Session extraordinaire au Sénégal : les priorités fixées par ousmane sonko et les députés
Session extraordinaire au Sénégal : les priorités fixées par Ousmane Sonko et les députés

Le calendrier des travaux, encadré par le règlement intérieur, ne pourra excéder la durée légale de quinze jours, garantissant ainsi une session productive et ciblée.
Hier, le Bureau de l’Assemblée nationale a validé le lancement de la première session extraordinaire de l’année législative 2025-2026 dès ce lundi 10 août 2026, avec à l’ordre du jour l’examen de deux propositions de loi, trois projets de loi et six demandes de commissions d’enquête parlementaires. Une reprise anticipée des travaux attendue avec impatience par les députés de la 15ᵉ Législature.
Après une période de congés, les élus sénégalais regagneront l’Hémicycle de la place Soweto pour une séance décisive. Réunis en urgence, les membres du Bureau ont acté cette session exceptionnelle, prévue pour débuter ce lundi 10 août à 10 heures, sous la présidence d’Ousmane Sonko. Une mobilisation rapide qui témoigne de l’importance des sujets à traiter.
Un cadre légal strict pour une session productive
Cette convocation, motivée par l’actualité politique et la nécessité de réformes institutionnelles, s’annonce particulièrement dense.
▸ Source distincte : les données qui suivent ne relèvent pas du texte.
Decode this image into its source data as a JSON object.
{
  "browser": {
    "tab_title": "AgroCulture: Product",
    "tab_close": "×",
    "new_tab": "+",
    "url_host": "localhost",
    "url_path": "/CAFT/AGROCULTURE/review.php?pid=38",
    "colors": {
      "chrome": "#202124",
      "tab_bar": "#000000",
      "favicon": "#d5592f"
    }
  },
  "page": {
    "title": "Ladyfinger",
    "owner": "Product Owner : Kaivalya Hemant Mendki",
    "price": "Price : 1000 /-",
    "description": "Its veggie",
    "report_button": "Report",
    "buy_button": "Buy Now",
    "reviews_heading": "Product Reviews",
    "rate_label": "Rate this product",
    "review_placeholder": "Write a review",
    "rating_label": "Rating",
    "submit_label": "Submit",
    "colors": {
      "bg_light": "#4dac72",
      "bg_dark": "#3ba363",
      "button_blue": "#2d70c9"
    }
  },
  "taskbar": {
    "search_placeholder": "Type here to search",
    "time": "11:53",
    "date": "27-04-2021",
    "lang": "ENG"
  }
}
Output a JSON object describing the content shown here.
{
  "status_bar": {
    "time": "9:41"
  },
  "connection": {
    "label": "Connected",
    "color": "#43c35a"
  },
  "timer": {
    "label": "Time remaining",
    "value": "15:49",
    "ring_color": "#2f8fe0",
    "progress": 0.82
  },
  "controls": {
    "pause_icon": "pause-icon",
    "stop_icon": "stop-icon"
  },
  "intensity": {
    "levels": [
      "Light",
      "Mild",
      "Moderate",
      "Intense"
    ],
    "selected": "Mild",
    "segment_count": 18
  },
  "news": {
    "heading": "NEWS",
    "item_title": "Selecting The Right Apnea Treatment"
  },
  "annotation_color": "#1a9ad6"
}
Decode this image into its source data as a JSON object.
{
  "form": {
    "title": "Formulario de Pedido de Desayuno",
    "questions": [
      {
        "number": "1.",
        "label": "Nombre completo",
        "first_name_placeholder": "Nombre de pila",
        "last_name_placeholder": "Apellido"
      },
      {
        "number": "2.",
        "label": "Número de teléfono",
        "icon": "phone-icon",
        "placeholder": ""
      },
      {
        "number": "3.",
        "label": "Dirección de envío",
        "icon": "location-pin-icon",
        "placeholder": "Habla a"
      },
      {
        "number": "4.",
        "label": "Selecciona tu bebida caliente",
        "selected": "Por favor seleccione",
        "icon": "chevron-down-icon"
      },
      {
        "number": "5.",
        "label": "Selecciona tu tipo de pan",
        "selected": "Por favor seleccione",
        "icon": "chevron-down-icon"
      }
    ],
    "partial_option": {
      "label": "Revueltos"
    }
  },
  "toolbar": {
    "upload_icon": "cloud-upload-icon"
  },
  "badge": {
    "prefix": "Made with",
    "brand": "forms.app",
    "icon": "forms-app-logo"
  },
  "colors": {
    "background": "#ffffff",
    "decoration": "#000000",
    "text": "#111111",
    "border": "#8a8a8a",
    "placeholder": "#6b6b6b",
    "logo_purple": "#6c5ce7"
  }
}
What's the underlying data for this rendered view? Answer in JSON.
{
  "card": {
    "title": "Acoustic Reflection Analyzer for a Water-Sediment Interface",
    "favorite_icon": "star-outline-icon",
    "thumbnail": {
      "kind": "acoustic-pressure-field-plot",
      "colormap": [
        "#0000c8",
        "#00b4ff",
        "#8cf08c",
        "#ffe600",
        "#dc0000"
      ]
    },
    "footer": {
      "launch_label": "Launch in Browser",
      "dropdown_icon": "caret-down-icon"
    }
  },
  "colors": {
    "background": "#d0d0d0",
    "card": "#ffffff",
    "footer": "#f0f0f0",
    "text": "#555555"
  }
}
Le règlement intérieur impose un cadre temporel strict : la durée maximale de la session ne pourra excéder quinze jours, conformément à la loi.
Une distinction essentielle s’impose quant à l’origine de la convocation. Si la session est initiée par l’Assemblée nationale elle-même, c’est un arrêté du Bureau qui fixe la date et l’ordre du jour. En revanche, si l’initiative émane de l’exécutif, c’est un décret du président de la République qui en détermine les modalités. Dans ce cas précis, la session sera ouverte par la constatation du quorum, suivie d’une déclaration d’ouverture par Ousmane Sonko, avant la réunion de la conférence des présidents pour l’élaboration du calendrier des travaux.
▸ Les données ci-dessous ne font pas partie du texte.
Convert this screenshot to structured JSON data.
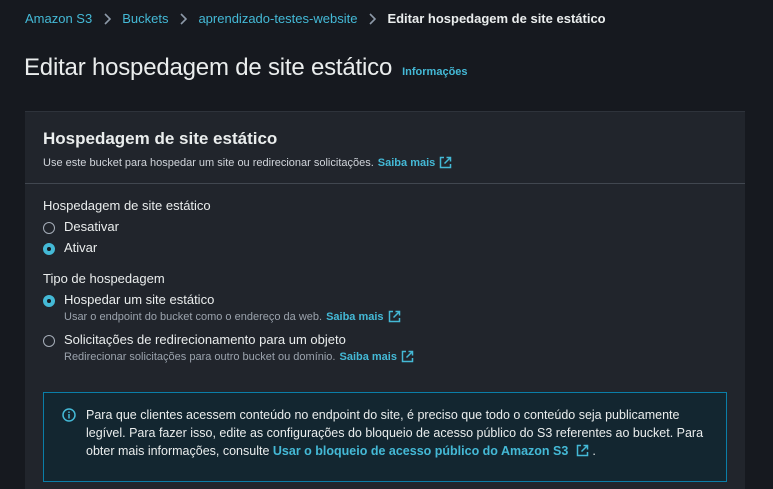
{
  "breadcrumb": {
    "items": [
      "Amazon S3",
      "Buckets",
      "aprendizado-testes-website"
    ],
    "current": "Editar hospedagem de site estático"
  },
  "page": {
    "title": "Editar hospedagem de site estático",
    "info_link": "Informações"
  },
  "section": {
    "title": "Hospedagem de site estático",
    "description": "Use este bucket para hospedar um site ou redirecionar solicitações.",
    "learn_more": "Saiba mais"
  },
  "hosting": {
    "label": "Hospedagem de site estático",
    "options": [
      {
        "label": "Desativar",
        "checked": false
      },
      {
        "label": "Ativar",
        "checked": true
      }
    ]
  },
  "hosting_type": {
    "label": "Tipo de hospedagem",
    "options": [
      {
        "label": "Hospedar um site estático",
        "description": "Usar o endpoint do bucket como o endereço da web.",
        "learn_more": "Saiba mais",
        "checked": true
      },
      {
        "label": "Solicitações de redirecionamento para um objeto",
        "description": "Redirecionar solicitações para outro bucket ou domínio.",
        "learn_more": "Saiba mais",
        "checked": false
      }
    ]
  },
  "alert": {
    "text_line1": "Para que clientes acessem conteúdo no endpoint do site, é preciso que todo o conteúdo seja publicamente",
    "text_line2": "legível. Para fazer isso, edite as configurações do bloqueio de acesso público do S3 referentes ao bucket. Para",
    "text_line3_prefix": "obter mais informações, consulte",
    "link": "Usar o bloqueio de acesso público do Amazon S3",
    "text_line3_suffix": "."
  },
  "colors": {
    "background": "#16191f",
    "link": "#44b9d6",
    "alert_border": "#0a7ea8"
  }
}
Une fois lancée, la session extraordinaire ne pourra porter que sur des sujets prédéfinis, sans possibilité de modifier l’ordre du jour. Le Bureau a d’ores et déjà arrêté les textes à examiner, respectant ainsi les exigences réglementaires. Une fois l’ordre du jour épuisé, la session sera automatiquement close.
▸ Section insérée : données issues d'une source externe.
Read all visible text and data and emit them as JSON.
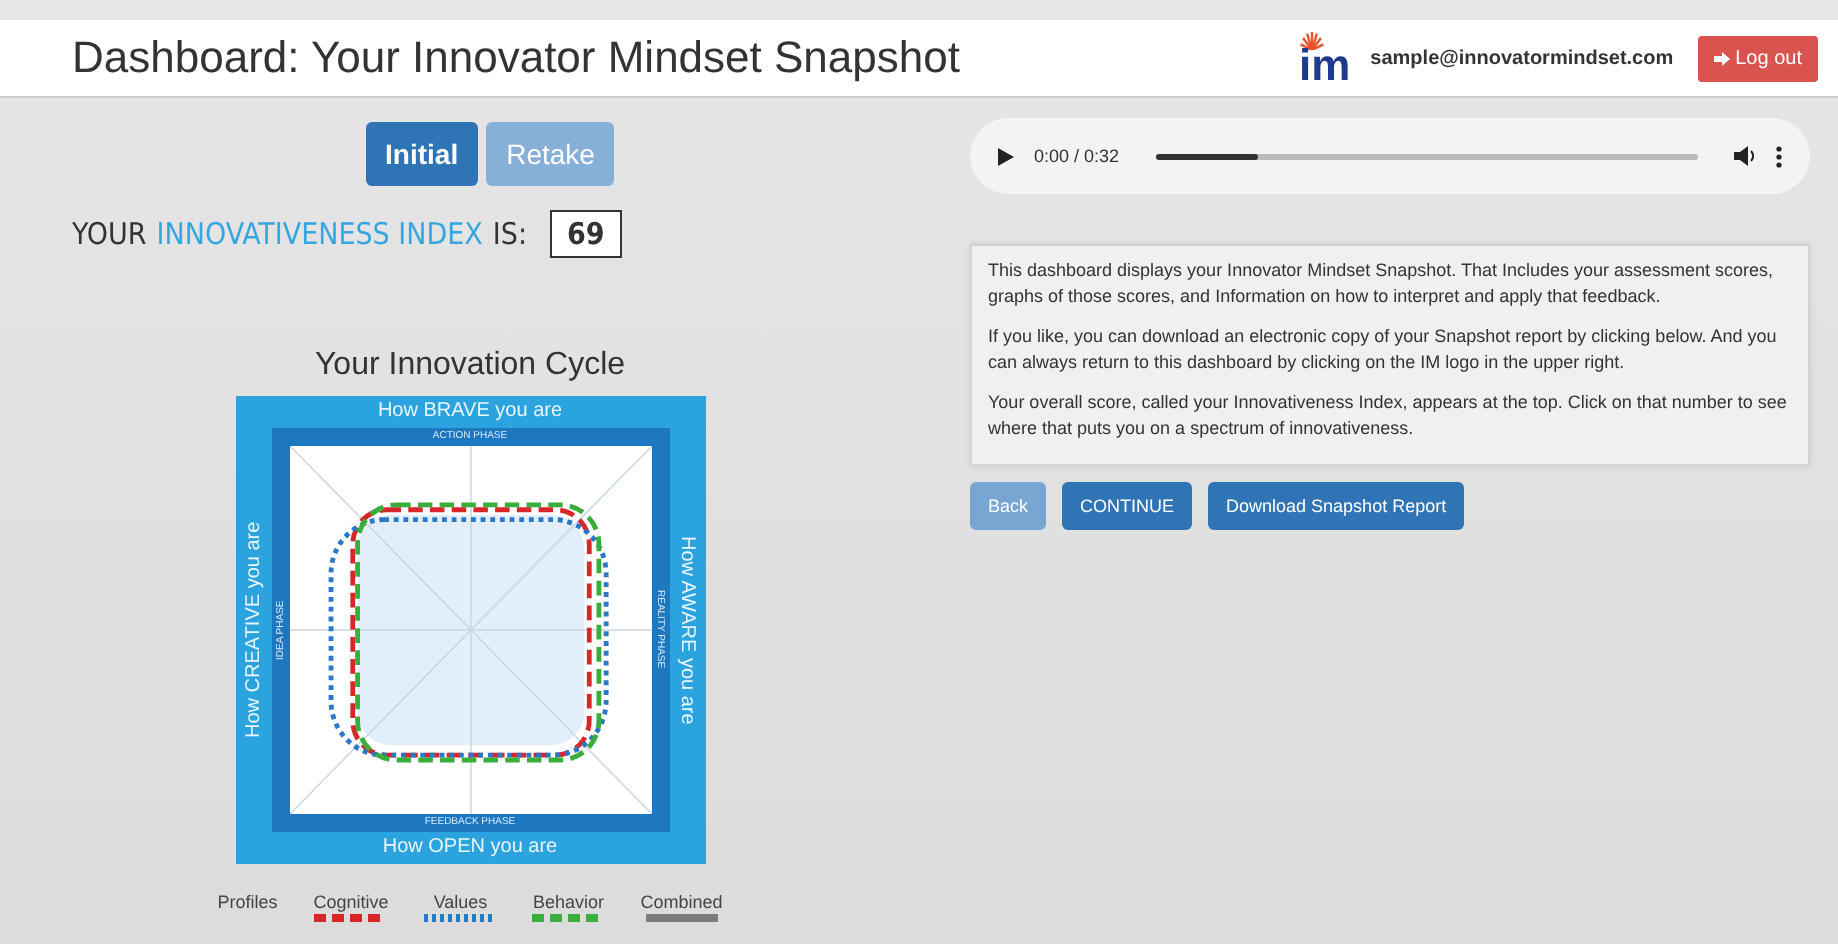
{
  "header": {
    "title": "Dashboard: Your Innovator Mindset Snapshot",
    "logo_text": "im",
    "email": "sample@innovatormindset.com",
    "logout": "Log out"
  },
  "tabs": [
    {
      "label": "Initial",
      "selected": true
    },
    {
      "label": "Retake",
      "selected": false
    }
  ],
  "index": {
    "prefix": "YOUR",
    "highlight": "INNOVATIVENESS INDEX",
    "suffix": "IS:",
    "value": "69"
  },
  "cycle": {
    "title": "Your Innovation Cycle",
    "top": "How BRAVE you are",
    "bottom": "How OPEN you are",
    "left": "How CREATIVE you are",
    "right": "How AWARE you are",
    "phase_top": "ACTION PHASE",
    "phase_bottom": "FEEDBACK PHASE",
    "phase_left": "IDEA PHASE",
    "phase_right": "REALITY PHASE"
  },
  "legend": {
    "label": "Profiles",
    "items": [
      {
        "name": "Cognitive",
        "color": "#d9262b",
        "kind": "dashed"
      },
      {
        "name": "Values",
        "color": "#2c78c8",
        "kind": "dotted"
      },
      {
        "name": "Behavior",
        "color": "#3aae3a",
        "kind": "dashed"
      },
      {
        "name": "Combined",
        "color": "#7a7a7a",
        "kind": "solid"
      }
    ]
  },
  "audio": {
    "time": "0:00 / 0:32",
    "level": 0.19
  },
  "info": [
    "This dashboard displays your Innovator Mindset Snapshot. That Includes your assessment scores, graphs of those scores, and Information on how to interpret and apply that feedback.",
    "If you like, you can download an electronic copy of your Snapshot report by clicking below. And you can always return to this dashboard by clicking on the IM logo in the upper right.",
    "Your overall score, called your Innovativeness Index, appears at the top. Click on that number to see where that puts you on a spectrum of innovativeness."
  ],
  "buttons": [
    {
      "label": "Back",
      "disabled": true
    },
    {
      "label": "CONTINUE",
      "disabled": false
    },
    {
      "label": "Download Snapshot Report",
      "disabled": false
    }
  ]
}
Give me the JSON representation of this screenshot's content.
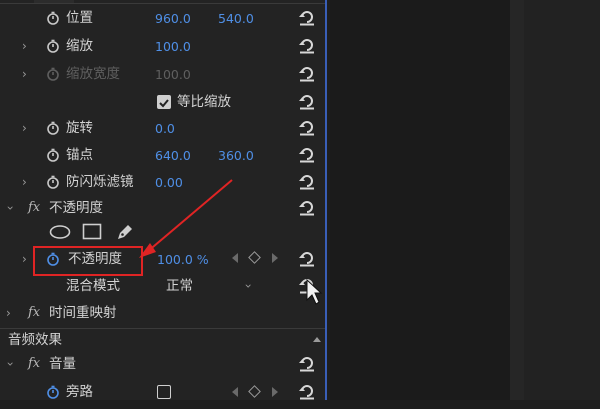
{
  "properties": {
    "position": {
      "label": "位置",
      "x": "960.0",
      "y": "540.0"
    },
    "scale": {
      "label": "缩放",
      "value": "100.0"
    },
    "scale_width": {
      "label": "缩放宽度",
      "value": "100.0"
    },
    "uniform_scale": {
      "label": "等比缩放",
      "checked": true
    },
    "rotation": {
      "label": "旋转",
      "value": "0.0"
    },
    "anchor": {
      "label": "锚点",
      "x": "640.0",
      "y": "360.0"
    },
    "anti_flicker": {
      "label": "防闪烁滤镜",
      "value": "0.00"
    }
  },
  "opacity_section": {
    "fx": "fx",
    "title": "不透明度",
    "opacity_label": "不透明度",
    "opacity_value": "100.0 %",
    "blend_label": "混合模式",
    "blend_value": "正常"
  },
  "time_remap": {
    "fx": "fx",
    "title": "时间重映射"
  },
  "audio_effects": {
    "header": "音频效果",
    "fx": "fx",
    "volume": "音量",
    "bypass": "旁路"
  },
  "colors": {
    "value_blue": "#4f8fe6",
    "highlight_red": "#e02424",
    "panel_edge": "#3a5fb8"
  }
}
Les textes phares à l’examen
Parmi les priorités de cette session, les députés se pencheront sur deux propositions de loi majeures :
- La modification de l’article 37 de la Constitution du Sénégal, concernant la déclaration de patrimoine du président de la République ;
- L’encadrement des crédits spéciaux et des fonds secrets.
Ces deux propositions, jugées recevables par le Bureau en juillet 2026, figurent parmi les dossiers urgents à traiter. Par ailleurs, plusieurs commissions d’enquête parlementaires seront mises en place sur des sujets d’intérêt national, conformément aux annonces faites fin juillet.
Une session qui s’annonce donc décisive pour l’avenir législatif du pays, avec des enjeux majeurs tant sur le plan institutionnel que politique.